Ein Abbau der Stickstoffverbindungen bis zu N2 (welches unter normalen Bedingungen ja gasförmig ist), findet in unseren Teichen im Allgemeinen kaum statt. Das haben wir ja erst vor wenigen Wochen anderweitig geklärt.
Algen kommen immer dann zum Zug, wenn nicht genug pflanzliche Gegenspieler vorhanden sind. Das hat m.M.n. nix mit "durch Schwingungen fehlende Mikroorganismen) zu tun.

In der Natur spielt es auch keine Rolle, welche Gesteinsart im See Schwingungen ausstrahlt oder ob da von "göttlicher Hand" (Vorsicht Ironie!  )immer ein wenig Zeolith ins Wasser gekrümmelt wird.
Die Feld-Findlinge sind garantiert auch in den ganz normalen Süßwasserseen unserer Gegenden abgelagert. Denn sie wurden mit der letzten Eiszeit aus Skandinavien hierher verbracht. Und da liegen sie nun und frieren allmählich an die Oberfläche oder warten eben in einiger Wassertiefe auf bessere Zeiten.

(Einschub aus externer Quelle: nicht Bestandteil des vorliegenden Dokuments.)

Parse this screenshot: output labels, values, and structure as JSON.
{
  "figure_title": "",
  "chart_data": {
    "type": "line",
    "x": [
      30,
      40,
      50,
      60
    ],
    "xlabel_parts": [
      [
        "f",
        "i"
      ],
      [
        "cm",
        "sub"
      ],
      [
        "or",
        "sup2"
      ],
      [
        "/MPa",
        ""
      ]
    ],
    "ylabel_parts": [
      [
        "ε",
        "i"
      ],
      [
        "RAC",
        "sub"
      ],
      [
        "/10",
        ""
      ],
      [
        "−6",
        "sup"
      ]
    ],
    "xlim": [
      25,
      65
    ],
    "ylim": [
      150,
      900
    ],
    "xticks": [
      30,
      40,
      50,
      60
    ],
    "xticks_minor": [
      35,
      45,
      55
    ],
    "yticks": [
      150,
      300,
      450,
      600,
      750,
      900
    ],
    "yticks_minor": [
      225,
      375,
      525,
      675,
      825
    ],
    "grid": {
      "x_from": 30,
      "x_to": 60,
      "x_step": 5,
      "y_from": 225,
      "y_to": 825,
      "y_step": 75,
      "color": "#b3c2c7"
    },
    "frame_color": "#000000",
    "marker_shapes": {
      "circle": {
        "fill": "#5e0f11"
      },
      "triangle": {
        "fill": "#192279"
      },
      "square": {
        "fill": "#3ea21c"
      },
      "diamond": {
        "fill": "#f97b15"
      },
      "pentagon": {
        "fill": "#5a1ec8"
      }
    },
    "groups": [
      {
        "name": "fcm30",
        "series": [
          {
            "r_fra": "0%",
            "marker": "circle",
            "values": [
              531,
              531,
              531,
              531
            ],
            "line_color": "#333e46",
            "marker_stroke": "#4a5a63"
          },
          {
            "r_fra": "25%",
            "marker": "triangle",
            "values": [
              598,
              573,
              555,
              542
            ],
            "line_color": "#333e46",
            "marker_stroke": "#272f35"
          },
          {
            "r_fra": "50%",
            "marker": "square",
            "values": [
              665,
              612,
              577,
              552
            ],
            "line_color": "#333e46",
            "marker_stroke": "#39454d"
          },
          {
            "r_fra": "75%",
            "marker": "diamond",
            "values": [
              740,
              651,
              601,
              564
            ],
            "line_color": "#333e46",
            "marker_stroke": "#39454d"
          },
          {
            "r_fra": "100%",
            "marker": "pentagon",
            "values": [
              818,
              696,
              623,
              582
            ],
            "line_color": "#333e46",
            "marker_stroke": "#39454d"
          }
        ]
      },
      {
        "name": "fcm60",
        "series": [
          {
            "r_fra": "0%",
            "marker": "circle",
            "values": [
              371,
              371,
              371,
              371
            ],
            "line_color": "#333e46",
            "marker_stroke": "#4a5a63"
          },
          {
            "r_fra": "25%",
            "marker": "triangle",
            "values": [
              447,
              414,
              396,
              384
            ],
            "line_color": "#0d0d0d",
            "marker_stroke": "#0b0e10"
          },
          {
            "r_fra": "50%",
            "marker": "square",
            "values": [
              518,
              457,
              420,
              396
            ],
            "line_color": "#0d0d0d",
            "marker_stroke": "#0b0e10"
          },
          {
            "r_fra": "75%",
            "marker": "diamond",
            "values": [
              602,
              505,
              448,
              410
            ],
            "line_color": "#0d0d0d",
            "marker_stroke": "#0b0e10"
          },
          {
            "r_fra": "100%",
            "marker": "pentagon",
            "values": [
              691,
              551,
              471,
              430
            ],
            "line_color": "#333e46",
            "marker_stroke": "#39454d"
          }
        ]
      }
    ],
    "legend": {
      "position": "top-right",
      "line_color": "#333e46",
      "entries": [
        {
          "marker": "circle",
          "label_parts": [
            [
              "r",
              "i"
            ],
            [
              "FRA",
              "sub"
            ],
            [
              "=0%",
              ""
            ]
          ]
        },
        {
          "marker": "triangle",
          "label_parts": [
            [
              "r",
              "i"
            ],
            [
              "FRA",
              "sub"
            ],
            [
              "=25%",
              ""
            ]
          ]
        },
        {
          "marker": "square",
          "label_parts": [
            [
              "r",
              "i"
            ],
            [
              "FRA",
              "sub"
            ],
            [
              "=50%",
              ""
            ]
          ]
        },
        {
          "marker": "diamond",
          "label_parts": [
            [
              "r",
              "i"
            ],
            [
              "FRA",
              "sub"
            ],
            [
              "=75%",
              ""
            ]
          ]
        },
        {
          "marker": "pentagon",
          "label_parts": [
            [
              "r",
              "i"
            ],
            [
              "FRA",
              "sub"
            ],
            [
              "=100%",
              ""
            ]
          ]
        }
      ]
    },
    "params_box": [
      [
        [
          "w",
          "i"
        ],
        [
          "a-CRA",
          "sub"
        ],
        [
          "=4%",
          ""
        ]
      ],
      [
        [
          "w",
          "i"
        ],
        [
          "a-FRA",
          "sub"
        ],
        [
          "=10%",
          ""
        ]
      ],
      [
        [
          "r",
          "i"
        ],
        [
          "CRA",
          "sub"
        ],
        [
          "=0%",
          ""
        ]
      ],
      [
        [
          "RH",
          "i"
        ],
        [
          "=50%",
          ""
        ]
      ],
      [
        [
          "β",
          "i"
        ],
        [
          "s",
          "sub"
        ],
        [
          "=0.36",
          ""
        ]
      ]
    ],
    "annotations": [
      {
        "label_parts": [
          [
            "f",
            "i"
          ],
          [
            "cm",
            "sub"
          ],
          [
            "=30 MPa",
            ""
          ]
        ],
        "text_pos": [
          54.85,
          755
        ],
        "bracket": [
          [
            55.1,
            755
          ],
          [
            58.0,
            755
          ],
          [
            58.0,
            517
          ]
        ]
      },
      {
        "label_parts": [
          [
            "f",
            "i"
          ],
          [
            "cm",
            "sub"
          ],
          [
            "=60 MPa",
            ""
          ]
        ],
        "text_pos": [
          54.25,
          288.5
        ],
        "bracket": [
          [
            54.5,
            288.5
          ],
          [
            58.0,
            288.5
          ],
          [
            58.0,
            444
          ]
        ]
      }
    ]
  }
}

> Auf __ Rohrkolben sollte verzichtet werden, auch __ Lilien sind nur in Maßen einzusetzten. Diese beiden Sorten Wasserpflanzen wachsen sehr stark, überwuchern alle Kleinpflanzen und haben durch ihre starke Halmmasse den Nachteil, dass sie durch den winterlichen Verrottungsprozess zu viel Faulschlamm hinterlassen.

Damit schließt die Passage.